И все же в один из погожих солнечных дней, когда берега Днестра благоухали ранним цветением садов, Ион пришел к Котовскому.
Командир бригады понимал тоску Иона. Ему самому нестерпимо хотелось побывать на Днестре, чтобы хотя издали посмотреть на Бессарабию, но сделать этого он не мог. Это послужило бы дурным примером, тем более что некоторые смельчаки уже побывали на свой страх и риск на правом берегу, за что были строго наказаны.
- Никакого сладу нет с вами, - вздохнул Котовский, напутствуя Иона. Езжай, да не задерживайся.
Только будь благоразумен и гляди в оба. Заодно поклонись там за меня и седому Днестру, и матери Бессарабии. Скажи, что сыны ее живы и сабли их остры.
Передай, что мы скоро, очень скоро вернемся на правый берег...
Ион правильно понял смысл этих слов и заверил комбрига, что никогда не позволит себе нарушить революционную дисциплину. Не мешкая оседлал коня, засыпал в переметные сумы несколько котелков овса и поскакал к Днестру.

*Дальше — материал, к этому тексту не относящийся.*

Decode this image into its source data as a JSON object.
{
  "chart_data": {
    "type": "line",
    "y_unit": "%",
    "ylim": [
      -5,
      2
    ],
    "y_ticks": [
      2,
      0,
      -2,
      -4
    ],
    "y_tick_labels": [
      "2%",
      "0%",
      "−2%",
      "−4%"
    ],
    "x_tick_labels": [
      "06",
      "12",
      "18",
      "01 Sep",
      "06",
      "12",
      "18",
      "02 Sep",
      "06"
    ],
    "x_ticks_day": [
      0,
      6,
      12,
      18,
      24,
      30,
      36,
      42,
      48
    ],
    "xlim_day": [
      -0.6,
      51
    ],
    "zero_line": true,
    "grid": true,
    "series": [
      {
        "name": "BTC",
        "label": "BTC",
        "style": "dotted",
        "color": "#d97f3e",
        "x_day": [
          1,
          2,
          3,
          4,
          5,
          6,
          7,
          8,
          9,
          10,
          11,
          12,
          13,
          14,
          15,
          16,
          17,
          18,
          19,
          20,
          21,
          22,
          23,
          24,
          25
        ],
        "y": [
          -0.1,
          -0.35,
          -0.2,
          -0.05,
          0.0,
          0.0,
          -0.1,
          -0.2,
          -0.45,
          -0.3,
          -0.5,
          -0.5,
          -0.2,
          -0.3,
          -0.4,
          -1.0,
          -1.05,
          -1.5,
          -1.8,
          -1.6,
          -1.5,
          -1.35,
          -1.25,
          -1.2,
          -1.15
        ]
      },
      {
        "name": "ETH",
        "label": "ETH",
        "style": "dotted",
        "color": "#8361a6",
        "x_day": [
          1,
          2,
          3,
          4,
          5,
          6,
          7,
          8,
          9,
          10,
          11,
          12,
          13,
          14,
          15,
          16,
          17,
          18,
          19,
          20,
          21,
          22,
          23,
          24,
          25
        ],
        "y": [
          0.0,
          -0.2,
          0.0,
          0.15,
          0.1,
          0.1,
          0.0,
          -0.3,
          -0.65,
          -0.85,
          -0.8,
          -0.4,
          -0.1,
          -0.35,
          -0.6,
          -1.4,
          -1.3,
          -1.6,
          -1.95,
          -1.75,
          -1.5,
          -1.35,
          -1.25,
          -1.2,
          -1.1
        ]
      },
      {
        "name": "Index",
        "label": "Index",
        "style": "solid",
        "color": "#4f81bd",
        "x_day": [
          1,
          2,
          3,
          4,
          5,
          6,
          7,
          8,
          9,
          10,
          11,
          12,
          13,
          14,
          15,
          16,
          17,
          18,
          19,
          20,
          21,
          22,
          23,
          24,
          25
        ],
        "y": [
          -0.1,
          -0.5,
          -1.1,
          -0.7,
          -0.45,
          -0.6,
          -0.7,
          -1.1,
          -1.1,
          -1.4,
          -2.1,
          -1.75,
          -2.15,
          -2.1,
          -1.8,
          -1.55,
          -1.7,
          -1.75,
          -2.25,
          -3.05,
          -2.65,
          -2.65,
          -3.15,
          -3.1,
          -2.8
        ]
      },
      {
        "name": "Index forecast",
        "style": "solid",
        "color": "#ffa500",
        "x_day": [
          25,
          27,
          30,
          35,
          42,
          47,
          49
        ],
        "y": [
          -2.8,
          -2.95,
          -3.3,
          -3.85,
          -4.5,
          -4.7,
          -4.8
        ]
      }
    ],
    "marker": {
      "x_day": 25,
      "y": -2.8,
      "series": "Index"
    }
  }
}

Весь день пробыл Ион на берегу реки. Он подолгу, как зачарованный, разглядывал из укрытия правобережные села, которые террасами спускались к реке.

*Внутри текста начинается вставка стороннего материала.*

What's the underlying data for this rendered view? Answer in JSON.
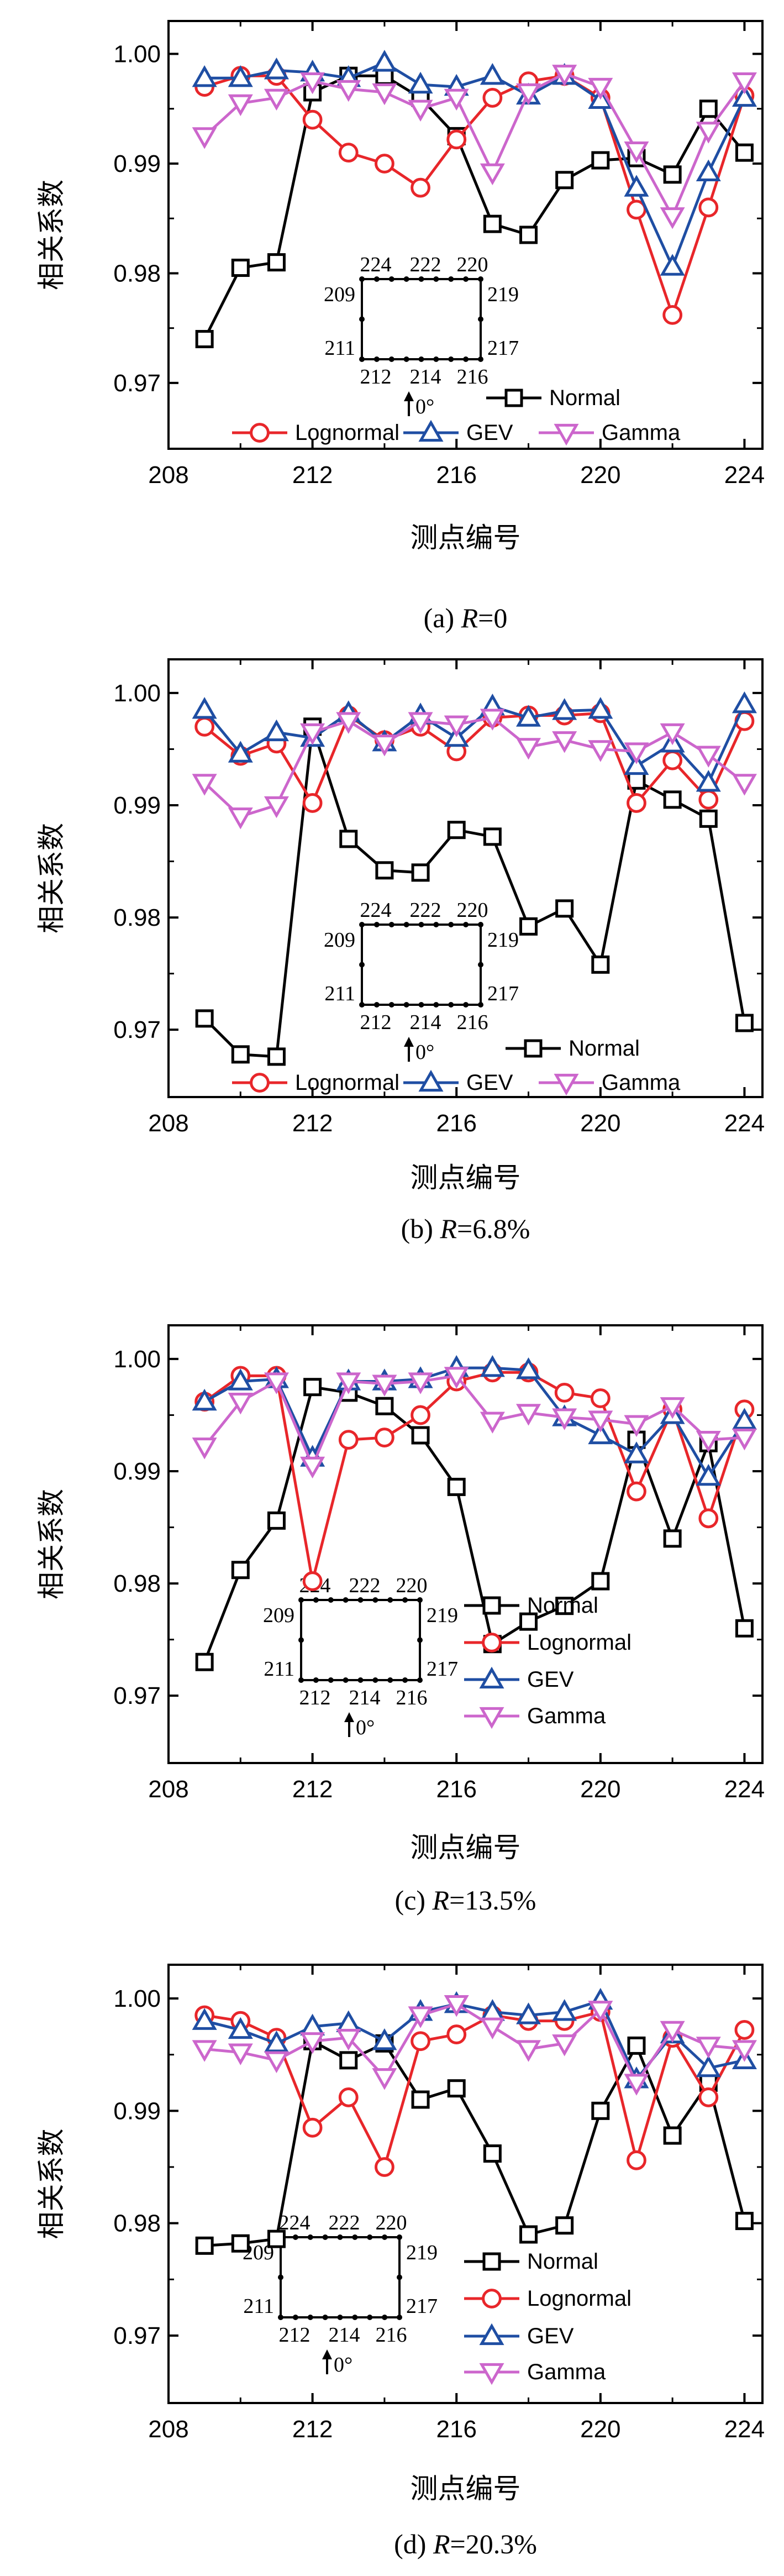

Внимательно глядел на извилистую дорогу, ведущую от реки к деревням. Пристально наблюдал Ион, как у самого берега реки выходили из своих блиндажей румынские солдаты и куда-то исчезали, словно проваливались сквозь землю.
Тоска по родине, жажда встречи с женой и сыном, неотразимая красота родной земли захватили Иона.

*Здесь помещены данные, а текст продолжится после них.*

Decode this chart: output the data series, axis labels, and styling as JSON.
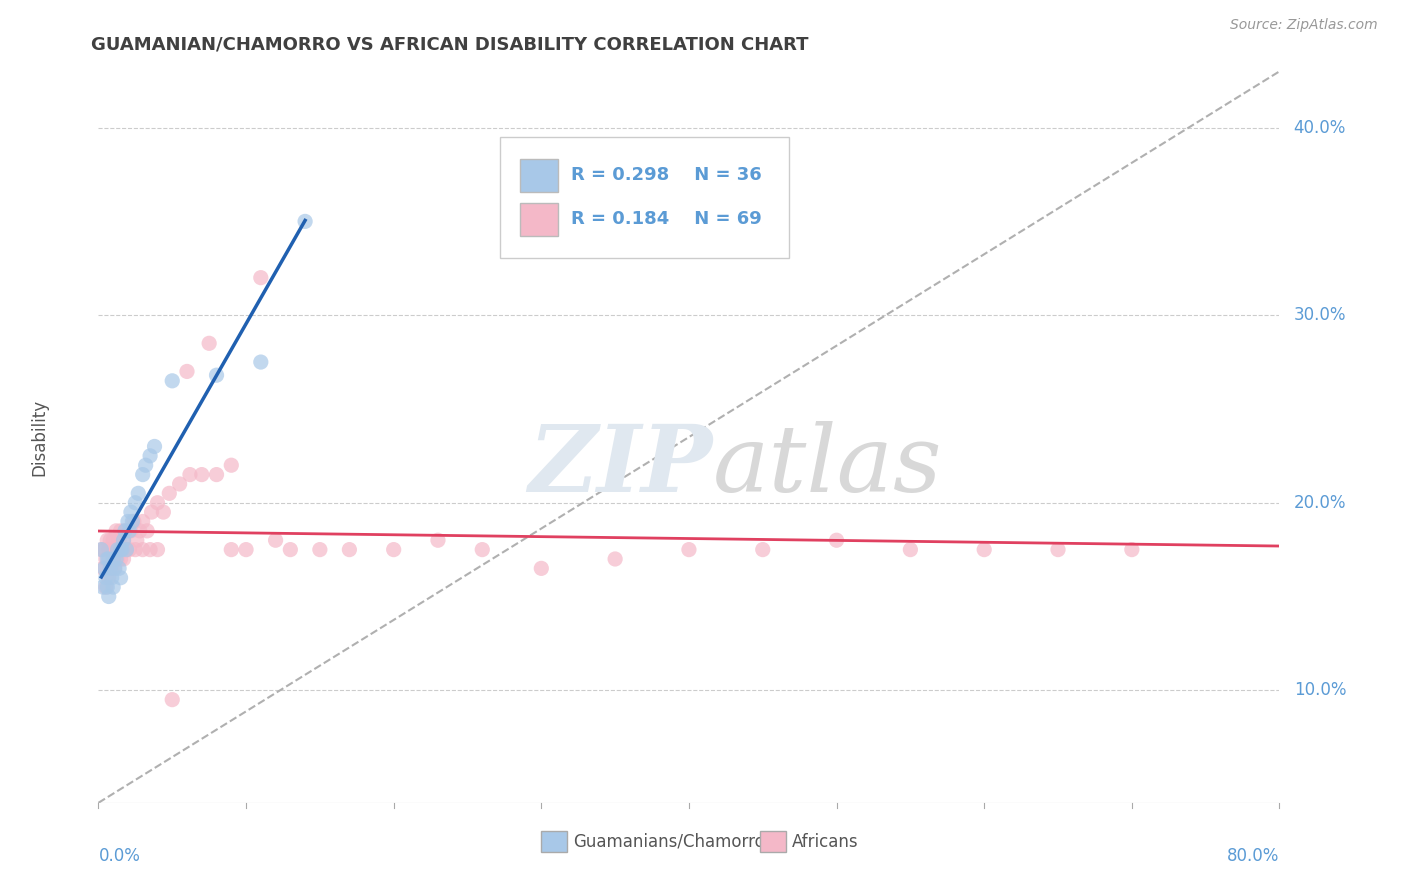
{
  "title": "GUAMANIAN/CHAMORRO VS AFRICAN DISABILITY CORRELATION CHART",
  "source": "Source: ZipAtlas.com",
  "ylabel": "Disability",
  "xlim": [
    0.0,
    0.8
  ],
  "ylim": [
    0.04,
    0.43
  ],
  "yticks": [
    0.1,
    0.2,
    0.3,
    0.4
  ],
  "ytick_labels": [
    "10.0%",
    "20.0%",
    "30.0%",
    "40.0%"
  ],
  "legend_r1": "0.298",
  "legend_n1": "36",
  "legend_r2": "0.184",
  "legend_n2": "69",
  "color_blue": "#a8c8e8",
  "color_pink": "#f4b8c8",
  "color_trend_blue": "#2060b0",
  "color_trend_pink": "#e04060",
  "color_dashed": "#b0b0b0",
  "background_color": "#ffffff",
  "title_color": "#404040",
  "axis_color": "#5b9bd5",
  "watermark_color": "#e0e8f0",
  "guamanian_x": [
    0.002,
    0.003,
    0.004,
    0.005,
    0.006,
    0.006,
    0.007,
    0.007,
    0.008,
    0.009,
    0.01,
    0.01,
    0.011,
    0.012,
    0.013,
    0.014,
    0.015,
    0.015,
    0.016,
    0.017,
    0.018,
    0.019,
    0.02,
    0.021,
    0.022,
    0.023,
    0.025,
    0.027,
    0.03,
    0.032,
    0.035,
    0.038,
    0.05,
    0.08,
    0.11,
    0.14
  ],
  "guamanian_y": [
    0.175,
    0.155,
    0.165,
    0.16,
    0.17,
    0.155,
    0.17,
    0.15,
    0.165,
    0.16,
    0.17,
    0.155,
    0.165,
    0.17,
    0.175,
    0.165,
    0.175,
    0.16,
    0.175,
    0.18,
    0.185,
    0.175,
    0.19,
    0.185,
    0.195,
    0.19,
    0.2,
    0.205,
    0.215,
    0.22,
    0.225,
    0.23,
    0.265,
    0.268,
    0.275,
    0.35
  ],
  "african_x": [
    0.002,
    0.003,
    0.004,
    0.005,
    0.006,
    0.007,
    0.008,
    0.009,
    0.01,
    0.011,
    0.012,
    0.013,
    0.014,
    0.015,
    0.016,
    0.017,
    0.018,
    0.019,
    0.02,
    0.022,
    0.024,
    0.026,
    0.028,
    0.03,
    0.033,
    0.036,
    0.04,
    0.044,
    0.048,
    0.055,
    0.062,
    0.07,
    0.08,
    0.09,
    0.1,
    0.11,
    0.13,
    0.15,
    0.17,
    0.2,
    0.23,
    0.26,
    0.3,
    0.35,
    0.4,
    0.45,
    0.5,
    0.55,
    0.6,
    0.65,
    0.7,
    0.005,
    0.007,
    0.009,
    0.011,
    0.013,
    0.015,
    0.017,
    0.019,
    0.021,
    0.025,
    0.03,
    0.035,
    0.04,
    0.05,
    0.06,
    0.075,
    0.09,
    0.12
  ],
  "african_y": [
    0.175,
    0.165,
    0.175,
    0.17,
    0.18,
    0.175,
    0.18,
    0.175,
    0.18,
    0.175,
    0.185,
    0.175,
    0.18,
    0.185,
    0.175,
    0.18,
    0.185,
    0.175,
    0.185,
    0.185,
    0.19,
    0.18,
    0.185,
    0.19,
    0.185,
    0.195,
    0.2,
    0.195,
    0.205,
    0.21,
    0.215,
    0.215,
    0.215,
    0.22,
    0.175,
    0.32,
    0.175,
    0.175,
    0.175,
    0.175,
    0.18,
    0.175,
    0.165,
    0.17,
    0.175,
    0.175,
    0.18,
    0.175,
    0.175,
    0.175,
    0.175,
    0.155,
    0.16,
    0.165,
    0.165,
    0.17,
    0.17,
    0.17,
    0.175,
    0.175,
    0.175,
    0.175,
    0.175,
    0.175,
    0.095,
    0.27,
    0.285,
    0.175,
    0.18
  ]
}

- Бессарабия... Родина... Подумать только, заграница... А по какому праву? Кто их просил сюда? - шептал Ион, глядя из прибрежных кустарников на холмистый правый берег, на столетние дубы и вязы, росшие поодаль от реки.
Точно наяву, взволнованному Иону представилась вдруг жена, а рядом с нею сын, какими видел их в последний раз, когда в августе четырнадцатого года, в дни всеобщей мобилизации, уезжал на войну против германцев.
Желание увидеть жену и сына переполнило душу.
"А что, если дождаться ночи да вместе с конем махнуть вплавь через Днестр? Ведь всего только двадцать верст... и дома. Только на один часочек и тут же назад, как сделал это Федор Балану..."
Как ни велико было искушение, но Ион превозмог соблазн. "Не годится нарушать слово. Не простит мне Котовский ослушания..." Однако оторвать взор от правого берега Днестра Ион не мог.
- Катриана! - вдруг вырвалось из груди Иона, и он от неожиданности поглядел по сторонам и прислушался.
Но вокруг было тихо. Только позади, в зарослях прибрежных верб, на голос Иона тихо заржал его конь, мелодично зазвенев трензелями.
- Где ты, Катриана, голуба моя? И ты, Джорди, мой родной малыш, надежа моя? - продолжал шептать Ион...
А вокруг в изумрудной, набирающей силы зелени неугомонно, на все лады щебетали птицы. Один за другим взлетали и медленно поднимались в бездонную высь жаворонки. Они звенели там, в лазоревой вышине, как колокольцы, восторженно воспевая весенний день, воздавая хвалу красоте и могуществу жизни...
Короткое затишье после разгрома Деникина и подавления мятежа галицийских бригад в районе Винницы было недолгим. В конце апреля Польша без объявления войны двинулась с многотысячным войском дальше в пределы Украины и Белоруссии.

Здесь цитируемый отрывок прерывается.